Der stellvertretende Bürgermeister von Bitterfeld-Wolfen, Stefan Hermann, lächelt zufrieden. „Wir sind erfreut, dass der Standort Solar Valley wieder nachgefragt wird von der Solarbranche." Hinter Solar Valley verbirgt sich ein Ortsteil Bitterfelds, Thalheim. Dort fingen drei Kreuzberger Pioniere 1999 an, mit 40 Mitarbeitern Solarzellen zu produzieren. Daraus wurde die Firma Q-Cells, im Jahr 2007 mit 2.300 Mitarbeitern einer der größten Hersteller von Solarzellen weltweit. Weitere Firmen siedelten sich an, zum Teil Tochterunternehmen von Q-Cells wie Sovello, Calixo, Solibro. In den Jahren 2009/2010 beginnt der Preisverfall für Solarzellen, der chinesische Staat unterbietet mit massiven Subventionen jede Konkurrenz. Die Bundesregierung schränkt die Förderung des Ausbaus erneuerbarer Energien drastisch ein, auch weil sie die herkömmlichen Energieträger – Kohle und Kernenergie – zu verdrängen drohen. 2012 ist Q-Cells insolvent, 1.000 Mitarbeiter werden entlassen. Der südkoreanische Konzern Hanwha übernimmt das Unternehmen. Q-Cells verkauft Solibro an die chinesische Hanergy Holding Group, die 2015 die Produktion einstellt. 2019 schließt das letzte Solarzellenunternehmen in Deutschland.

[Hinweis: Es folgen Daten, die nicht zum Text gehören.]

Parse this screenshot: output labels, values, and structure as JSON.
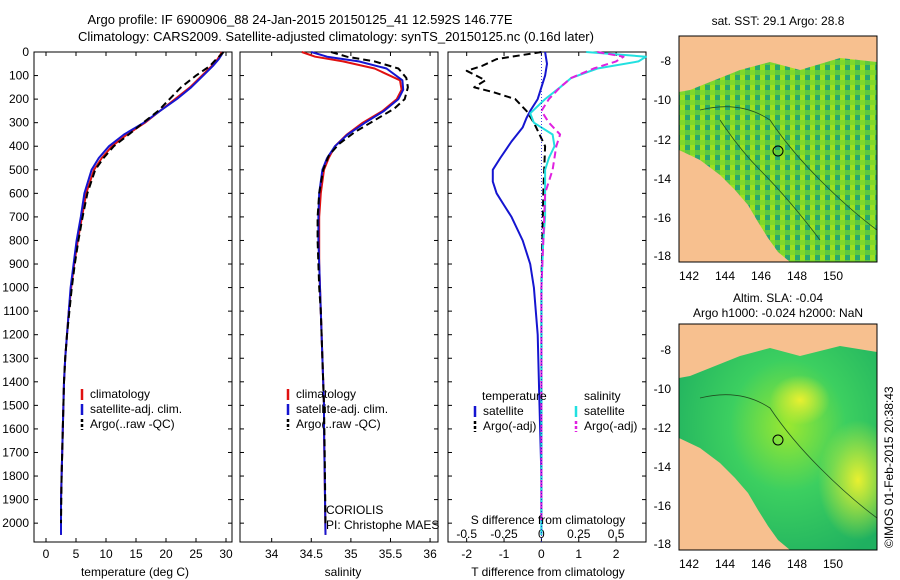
{
  "header": {
    "title_line1": "Argo profile: IF 6900906_88 24-Jan-2015 20150125_41 12.592S 146.77E",
    "title_line2": "Climatology: CARS2009. Satellite-adjusted climatology: synTS_20150125.nc (0.16d later)"
  },
  "colors": {
    "climatology": "#e01010",
    "satellite": "#1515d0",
    "argo": "#000000",
    "sal_satellite": "#22e0e0",
    "sal_argo": "#e020e0",
    "land": "#f7c08f"
  },
  "chart_data": [
    {
      "type": "line",
      "xlabel": "temperature (deg C)",
      "ylabel": "",
      "xlim": [
        -2,
        31
      ],
      "ylim": [
        2080,
        0
      ],
      "xticks": [
        0,
        5,
        10,
        15,
        20,
        25,
        30
      ],
      "yticks": [
        0,
        100,
        200,
        300,
        400,
        500,
        600,
        700,
        800,
        900,
        1000,
        1100,
        1200,
        1300,
        1400,
        1500,
        1600,
        1700,
        1800,
        1900,
        2000
      ],
      "legend": [
        "climatology",
        "satellite-adj. clim.",
        "Argo(..raw -QC)"
      ],
      "series": [
        {
          "name": "climatology",
          "style": "solid",
          "x": [
            29.3,
            29.1,
            28.6,
            27.6,
            26.0,
            24.0,
            21.5,
            19.0,
            16.5,
            13.5,
            11.0,
            9.3,
            8.0,
            6.7,
            6.0,
            5.3,
            4.7,
            4.2,
            3.8,
            3.5,
            3.2,
            3.0,
            2.9,
            2.8,
            2.7,
            2.6,
            2.5,
            2.5
          ],
          "y": [
            0,
            10,
            30,
            60,
            100,
            150,
            200,
            250,
            300,
            350,
            400,
            450,
            500,
            600,
            700,
            800,
            900,
            1000,
            1100,
            1200,
            1300,
            1400,
            1500,
            1600,
            1700,
            1800,
            1900,
            2050
          ]
        },
        {
          "name": "satellite-adj. clim.",
          "style": "solid",
          "x": [
            29.5,
            29.3,
            28.8,
            27.8,
            26.2,
            24.2,
            21.8,
            19.0,
            16.3,
            13.0,
            10.5,
            8.8,
            7.6,
            6.4,
            5.8,
            5.1,
            4.6,
            4.1,
            3.8,
            3.5,
            3.2,
            3.0,
            2.9,
            2.8,
            2.7,
            2.6,
            2.5,
            2.5
          ],
          "y": [
            0,
            10,
            30,
            60,
            100,
            150,
            200,
            250,
            300,
            350,
            400,
            450,
            500,
            600,
            700,
            800,
            900,
            1000,
            1100,
            1200,
            1300,
            1400,
            1500,
            1600,
            1700,
            1800,
            1900,
            2050
          ]
        },
        {
          "name": "Argo(..raw -QC)",
          "style": "dashed",
          "x": [
            29.6,
            29.2,
            28.4,
            27.3,
            25.0,
            22.5,
            20.6,
            18.7,
            16.2,
            13.8,
            11.3,
            9.6,
            8.2,
            6.9,
            6.1,
            5.4,
            4.8,
            4.3,
            3.9,
            3.5,
            3.2,
            3.0,
            2.9,
            2.8,
            2.7,
            2.6,
            2.5
          ],
          "y": [
            0,
            10,
            30,
            60,
            100,
            150,
            200,
            250,
            300,
            350,
            400,
            450,
            500,
            600,
            700,
            800,
            900,
            1000,
            1100,
            1200,
            1300,
            1400,
            1500,
            1600,
            1700,
            1800,
            2000
          ]
        }
      ]
    },
    {
      "type": "line",
      "xlabel": "salinity",
      "xlim": [
        33.6,
        36.1
      ],
      "ylim": [
        2080,
        0
      ],
      "xticks": [
        34,
        34.5,
        35,
        35.5,
        36
      ],
      "legend": [
        "climatology",
        "satellite-adj. clim.",
        "Argo(..raw -QC)"
      ],
      "annotations": [
        "CORIOLIS",
        "PI: Christophe MAES"
      ],
      "series": [
        {
          "name": "climatology",
          "style": "solid",
          "x": [
            34.38,
            34.55,
            34.9,
            35.3,
            35.62,
            35.64,
            35.58,
            35.4,
            35.15,
            34.95,
            34.8,
            34.72,
            34.66,
            34.62,
            34.6,
            34.6,
            34.6,
            34.61,
            34.62,
            34.63,
            34.64,
            34.65,
            34.66,
            34.66,
            34.67,
            34.68
          ],
          "y": [
            0,
            20,
            40,
            70,
            120,
            160,
            200,
            250,
            300,
            350,
            400,
            450,
            500,
            600,
            700,
            800,
            900,
            1000,
            1100,
            1200,
            1300,
            1400,
            1500,
            1600,
            1800,
            2050
          ]
        },
        {
          "name": "satellite-adj. clim.",
          "style": "solid",
          "x": [
            34.5,
            34.7,
            35.1,
            35.45,
            35.65,
            35.66,
            35.6,
            35.42,
            35.18,
            34.96,
            34.8,
            34.7,
            34.64,
            34.6,
            34.59,
            34.59,
            34.6,
            34.61,
            34.62,
            34.63,
            34.64,
            34.65,
            34.66,
            34.66,
            34.67,
            34.68
          ],
          "y": [
            0,
            20,
            40,
            70,
            120,
            160,
            200,
            250,
            300,
            350,
            400,
            450,
            500,
            600,
            700,
            800,
            900,
            1000,
            1100,
            1200,
            1300,
            1400,
            1500,
            1600,
            1800,
            2050
          ]
        },
        {
          "name": "Argo(..raw -QC)",
          "style": "dashed",
          "x": [
            34.75,
            34.95,
            35.3,
            35.6,
            35.7,
            35.72,
            35.68,
            35.55,
            35.3,
            35.05,
            34.85,
            34.72,
            34.65,
            34.6,
            34.58,
            34.58,
            34.59,
            34.6,
            34.62,
            34.63,
            34.64,
            34.65,
            34.66,
            34.67,
            34.68
          ],
          "y": [
            0,
            20,
            40,
            70,
            110,
            150,
            200,
            240,
            290,
            340,
            390,
            440,
            500,
            600,
            700,
            800,
            900,
            1000,
            1100,
            1200,
            1300,
            1400,
            1500,
            1700,
            2000
          ]
        }
      ]
    },
    {
      "type": "line",
      "xlabel": "T difference from climatology",
      "xlabel_top": "S difference from climatology",
      "xlim": [
        -2.5,
        2.8
      ],
      "ylim": [
        2080,
        0
      ],
      "xticks_bottom": [
        -2,
        -1,
        0,
        1,
        2
      ],
      "xticks_top": [
        "-0.5",
        "-0.25",
        "0",
        "0.25",
        "0.5"
      ],
      "legend_headers": [
        "temperature",
        "salinity"
      ],
      "legend": [
        "satellite",
        "Argo(-adj)",
        "satellite",
        "Argo(-adj)"
      ],
      "series": [
        {
          "name": "satellite",
          "quantity": "temperature",
          "style": "solid",
          "color": "#1515d0",
          "x": [
            0.1,
            0.15,
            0.1,
            0.0,
            -0.1,
            -0.3,
            -0.4,
            -0.5,
            -0.8,
            -1.1,
            -1.3,
            -1.3,
            -1.2,
            -1.0,
            -0.8,
            -0.5,
            -0.3,
            -0.2,
            -0.1,
            -0.05,
            0,
            0
          ],
          "y": [
            0,
            50,
            100,
            150,
            200,
            250,
            280,
            320,
            380,
            450,
            500,
            550,
            600,
            650,
            700,
            800,
            900,
            1000,
            1200,
            1500,
            1800,
            2050
          ]
        },
        {
          "name": "Argo(-adj)",
          "quantity": "temperature",
          "style": "dashed",
          "color": "#000000",
          "x": [
            0.0,
            -1.2,
            -1.6,
            -2.0,
            -1.5,
            -1.8,
            -1.3,
            -0.7,
            -0.4,
            -0.2,
            0.1,
            0.05,
            0,
            0
          ],
          "y": [
            0,
            30,
            60,
            80,
            120,
            150,
            170,
            200,
            250,
            300,
            400,
            600,
            1000,
            2000
          ]
        },
        {
          "name": "satellite",
          "quantity": "salinity",
          "style": "solid",
          "color": "#22e0e0",
          "x": [
            1.2,
            2.8,
            2.6,
            1.5,
            0.8,
            0.5,
            0.1,
            -0.3,
            -0.2,
            0.3,
            0.35,
            0.2,
            0.1,
            0.1,
            0.1,
            0.05,
            0.0,
            0.0,
            0.0
          ],
          "y": [
            0,
            20,
            40,
            70,
            110,
            150,
            200,
            260,
            300,
            350,
            400,
            450,
            500,
            600,
            700,
            800,
            1000,
            1500,
            2050
          ]
        },
        {
          "name": "Argo(-adj)",
          "quantity": "salinity",
          "style": "dashed",
          "color": "#e020e0",
          "x": [
            1.5,
            2.2,
            2.0,
            1.4,
            0.8,
            0.5,
            0.2,
            0.0,
            0.2,
            0.5,
            0.4,
            0.3,
            0.1,
            0.05,
            0.0,
            0.0
          ],
          "y": [
            0,
            20,
            40,
            70,
            110,
            150,
            200,
            250,
            300,
            350,
            400,
            500,
            600,
            800,
            1000,
            2000
          ]
        }
      ]
    }
  ],
  "maps": {
    "sst": {
      "title": "sat. SST: 29.1 Argo: 28.8",
      "xticks": [
        "142",
        "144",
        "146",
        "148",
        "150"
      ],
      "yticks": [
        "-8",
        "-10",
        "-12",
        "-14",
        "-16",
        "-18"
      ]
    },
    "sla": {
      "title_line1": "Altim. SLA: -0.04",
      "title_line2": "Argo h1000: -0.024 h2000: NaN",
      "xticks": [
        "142",
        "144",
        "146",
        "148",
        "150"
      ],
      "yticks": [
        "-8",
        "-10",
        "-12",
        "-14",
        "-16",
        "-18"
      ]
    }
  },
  "footer": {
    "credit": "©IMOS 01-Feb-2015 20:38:43"
  }
}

Doch das ist nicht das Ende der Geschichte. Mit dem Erstarken der Klimaschutzbewegung, den „Fridays for Future"-Demos, dem Trend zur Elektromobilität und vor allem den Gewinnchancen, die sich die Unternehmen von Investitionen in die neuen Energien versprechen, wird die Photovoltaik wieder attraktiver. Das Schweizer Maschinenbau-Unternehmen Meyer Burger Technology AG, das bisher Anlagen für die Solarzellen-Produktion gebaut hat, steigt selbst in die Fertigung ein. Künftig sollen im Solar Valley, also in Thalheim, wieder Solarzellen entstehen. Die Produktion startet im ersten Halbjahr 2021 – symbolträchtig in den einstigen Hallen der Pleite gegangenen Solarfirma Sovello. Parallel dazu ist geplant, im sächsischen Freiberg Solarmodule, die der Verschaltung der Zellen dienen, zu produzieren. In Freiberg standen die Produktionshallen von Solarworld, dem langjährigen Marktführer in der Solarbranche. Dessen Chef, Frank Asbeck, hatte sich mehrfach vergeblich für deutsche Schutzzölle gegen chinesische Importe eingesetzt. Die Geschichte der Solarindustrie in Deutschland hat dabei noch eine besondere Pointe: Innerhalb von sechs Jahren – 2010 bis 2016 – gingen in der Solarindustrie 100.000 Arbeitsplätze verloren, von 130.000 sank die Zahl auf 32.000. Das passierte überwiegend genau in den Bundesländern, in denen so dringend nach neuen Jobs für die Zeit nach der Kohle gesucht wurde. Im Braunkohlebergbau geht es eigentlich „nur" um rund 20.000 Beschäftigte.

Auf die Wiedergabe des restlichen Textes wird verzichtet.